Background
Charles Laurence was born Carlos Felipes in Tangiers when it was an International zone, to a Swiss-Scottish mother and a Gibraltarian father of Spanish-Italian descent.
Charles Laurence was born Carlos Felipes in Tangiers when it was an International zone, to a Swiss-Scottish mother and a Gibraltarian father of Spanish-Italian descent.
Until the age of seven, he spoke only French and Spanish. He learned English as well when the family moved to England. As a young boy he went to Taunton School in Somerset and then to RADA. In the early 1950s, after a spell at Guildford Repertoire (1953), he appeared in numerous stage plays and comedies in repertoire at the Oxford Playhouse and the Bristol Old Victoria
In the West End he appeared in Ross at the Haymarket Theatre.
In the 1950s and 1960s he appeared in films and on television He worked as a playwright from 1969 to 1999.
He died on 13 July 2013 in Street Johns Wood, London. Manitoba in a Suitcase (1967–1968)
The Magnificent Two (1967)
Vendetta (1966)
199 Park Lane (1965)
A High Wind in Jamaica (1965)
The Third Manitoba (1964)
Sierra Nine (1963)
Dixon of Dock Green (1962)
Hotel Imperial (1960)
Independent Television Play of the Week: (The Last Hours (1959) and The School for Wives (1958))
A Hill in of Korea (1956)
Cross Channel (1955)
What’s a Mother Foreign? (January 1969) Armchair Theatre, Independent Television (starring June Whitfield and Joe Brown)

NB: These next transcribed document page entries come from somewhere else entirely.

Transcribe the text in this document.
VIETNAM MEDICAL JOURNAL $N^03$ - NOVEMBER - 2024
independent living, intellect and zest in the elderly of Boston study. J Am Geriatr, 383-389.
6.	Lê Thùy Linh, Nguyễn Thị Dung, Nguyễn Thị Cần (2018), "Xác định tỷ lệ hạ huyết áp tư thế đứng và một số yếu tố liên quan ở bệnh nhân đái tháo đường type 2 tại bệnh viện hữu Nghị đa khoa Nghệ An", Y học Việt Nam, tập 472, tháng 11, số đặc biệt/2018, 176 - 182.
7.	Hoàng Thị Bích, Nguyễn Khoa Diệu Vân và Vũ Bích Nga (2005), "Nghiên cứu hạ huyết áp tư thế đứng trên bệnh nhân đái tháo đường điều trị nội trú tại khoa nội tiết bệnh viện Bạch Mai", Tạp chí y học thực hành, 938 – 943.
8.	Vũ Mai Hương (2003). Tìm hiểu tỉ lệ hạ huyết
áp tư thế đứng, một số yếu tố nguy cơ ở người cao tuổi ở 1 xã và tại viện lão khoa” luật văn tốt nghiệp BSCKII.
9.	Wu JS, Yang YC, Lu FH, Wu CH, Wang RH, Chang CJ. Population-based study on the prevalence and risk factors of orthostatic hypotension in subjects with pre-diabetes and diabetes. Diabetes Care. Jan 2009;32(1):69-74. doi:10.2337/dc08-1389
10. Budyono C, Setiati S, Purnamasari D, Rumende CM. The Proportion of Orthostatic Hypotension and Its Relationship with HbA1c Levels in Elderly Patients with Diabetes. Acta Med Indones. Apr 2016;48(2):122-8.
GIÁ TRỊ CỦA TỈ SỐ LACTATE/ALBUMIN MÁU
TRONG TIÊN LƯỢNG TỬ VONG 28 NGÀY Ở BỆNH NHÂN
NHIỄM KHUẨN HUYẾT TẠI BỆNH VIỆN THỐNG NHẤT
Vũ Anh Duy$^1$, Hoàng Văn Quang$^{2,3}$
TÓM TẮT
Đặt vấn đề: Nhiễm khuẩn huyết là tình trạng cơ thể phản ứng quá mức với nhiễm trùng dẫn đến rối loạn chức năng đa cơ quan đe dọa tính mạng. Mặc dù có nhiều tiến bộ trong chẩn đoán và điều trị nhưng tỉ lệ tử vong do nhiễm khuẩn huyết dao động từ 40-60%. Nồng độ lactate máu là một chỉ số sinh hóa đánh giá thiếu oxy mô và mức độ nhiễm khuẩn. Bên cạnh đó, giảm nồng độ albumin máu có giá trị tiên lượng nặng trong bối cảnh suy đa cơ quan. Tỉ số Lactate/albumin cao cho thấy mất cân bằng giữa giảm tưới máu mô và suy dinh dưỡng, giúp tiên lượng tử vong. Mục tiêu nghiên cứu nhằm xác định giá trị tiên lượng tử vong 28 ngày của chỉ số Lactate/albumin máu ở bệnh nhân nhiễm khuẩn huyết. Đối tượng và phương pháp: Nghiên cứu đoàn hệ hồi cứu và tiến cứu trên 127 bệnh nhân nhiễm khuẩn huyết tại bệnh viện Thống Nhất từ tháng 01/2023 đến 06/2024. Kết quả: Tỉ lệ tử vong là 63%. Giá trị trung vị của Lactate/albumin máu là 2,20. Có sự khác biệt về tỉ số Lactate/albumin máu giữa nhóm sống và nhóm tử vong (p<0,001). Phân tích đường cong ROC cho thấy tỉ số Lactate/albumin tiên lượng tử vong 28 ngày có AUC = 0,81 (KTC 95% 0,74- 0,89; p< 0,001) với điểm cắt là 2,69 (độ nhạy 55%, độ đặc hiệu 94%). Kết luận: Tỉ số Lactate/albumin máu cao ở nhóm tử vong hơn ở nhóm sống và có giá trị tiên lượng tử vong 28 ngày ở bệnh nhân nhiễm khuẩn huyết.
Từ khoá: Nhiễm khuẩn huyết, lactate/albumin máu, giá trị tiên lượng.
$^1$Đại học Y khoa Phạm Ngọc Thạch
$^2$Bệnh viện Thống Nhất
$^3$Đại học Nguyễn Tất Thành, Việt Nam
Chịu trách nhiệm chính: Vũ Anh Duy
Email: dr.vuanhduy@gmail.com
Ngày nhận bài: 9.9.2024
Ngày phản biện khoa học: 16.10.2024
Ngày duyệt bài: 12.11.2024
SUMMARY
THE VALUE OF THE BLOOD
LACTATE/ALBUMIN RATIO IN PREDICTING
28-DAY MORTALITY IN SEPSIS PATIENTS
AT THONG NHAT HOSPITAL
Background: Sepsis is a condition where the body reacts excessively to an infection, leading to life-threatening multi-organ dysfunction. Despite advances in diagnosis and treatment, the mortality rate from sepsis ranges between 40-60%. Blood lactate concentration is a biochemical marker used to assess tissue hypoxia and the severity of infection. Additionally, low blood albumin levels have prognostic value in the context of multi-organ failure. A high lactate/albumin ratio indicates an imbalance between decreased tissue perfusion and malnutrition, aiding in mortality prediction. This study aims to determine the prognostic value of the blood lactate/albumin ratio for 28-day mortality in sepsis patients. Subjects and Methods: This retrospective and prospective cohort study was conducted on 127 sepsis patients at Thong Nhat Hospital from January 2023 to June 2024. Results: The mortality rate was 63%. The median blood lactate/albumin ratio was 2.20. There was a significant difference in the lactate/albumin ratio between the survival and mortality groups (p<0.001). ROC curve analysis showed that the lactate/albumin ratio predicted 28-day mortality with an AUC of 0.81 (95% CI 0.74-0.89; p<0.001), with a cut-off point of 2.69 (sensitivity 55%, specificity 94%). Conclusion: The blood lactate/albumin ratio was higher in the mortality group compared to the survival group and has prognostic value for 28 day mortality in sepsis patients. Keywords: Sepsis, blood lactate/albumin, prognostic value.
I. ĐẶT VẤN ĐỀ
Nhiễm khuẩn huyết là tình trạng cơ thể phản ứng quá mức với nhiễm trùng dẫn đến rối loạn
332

The Swan Won’t go in the Fridge (October 1969) Armchair Theatre, Independent Television (starring Rosemary Leach and Peter Cellier
Now, Take My Wife (1971), a television series of 6 episodes for the British Broadcasting Corporation (starring Sheila Hancock, Donald Houston, and Liz Edmiston)
Just Harry and Maine (1971) for Comedy Playhouse, British Broadcasting Corporation
My Fat Friend (1972), a stage comedy (with Kenneth Williams and Jennie Linden)
Snap! (1975), a stage comedy
Poor Little Rich Girls (1984), a television series of 8 episodes starring Maria Aitken, Jill Bennett and Joan Hickson
About Alice (1998), a stage comedy
The Ring Sisters (1999), a stage comedy.